Hey everyone, Kanasjnr here again.
After the really positive response on my first post (and the super helpful insights from @elizabeth-crites, @danicuki, and others), I wanted to go deeper into the practical details.
This post builds directly on the first, but I’ve slowed down the explanations, added more analogies, included concrete examples and even a new section diving into ticket mechanics and Ring VRF internals (since it was mentioned in comments).
Everything here is based on:
- The Web3 Foundation three-part blog series (SSLE details in Part 2, comparisons in Part 3)
- The full Sassafras research paper (security proofs, Ring VRF usage)
- The JAM Grey Paper, especially §6 on Safrole block production (with equations 6.1–6.12 for state transitions)
- Logical extrapolation of how this will feel in actual validator operation
If I’ve got anything wrong, feel free to point it out this is based on my research and careful reading, not official docs.
Inside Sassafras: Ticket Mechanics, Ring VRFs, and Deterministic Slot Assignment
“How does it really work?” Let’s tackle that head-on.
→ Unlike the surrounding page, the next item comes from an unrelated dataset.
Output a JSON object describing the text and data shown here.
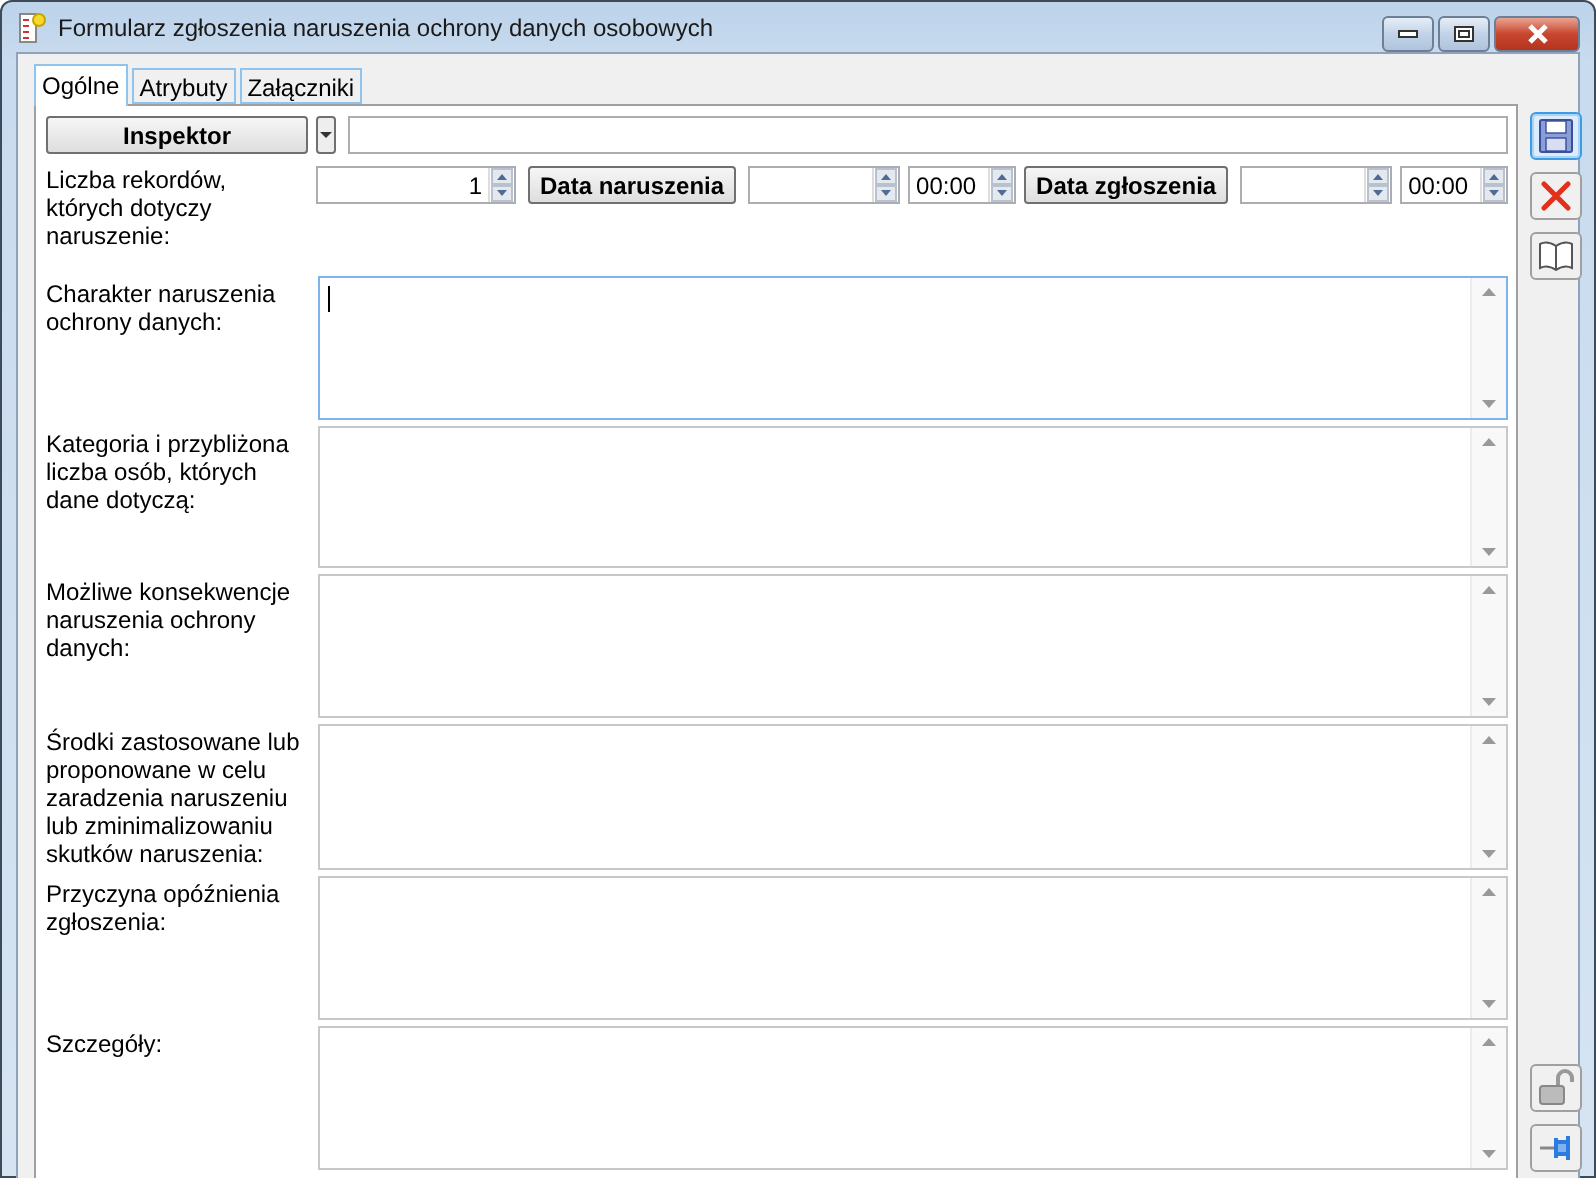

This is protocol-level exposition on ticket generation and why Ring VRFs are essential. I’ve kept steps and math from the papers for reference.
From Per-Slot Lottery to Epoch-Wide Sampling
Today (BABE): Each slot is independent. Validators compute:
VRF_sk(epoch_randomness || slot_number)
If the output < threshold, you’re eligible.
Independence creates Poisson variance:
- Probability of an empty slot: (P(empty) = \prod(1 - p_i))
- Probability of multiple winners: >0 → forks and empty slots
Sassafras: Tickets are sampled once per epoch and leadership is precomputed.
There’s no per-slot randomness during executiononly at epoch boundaries.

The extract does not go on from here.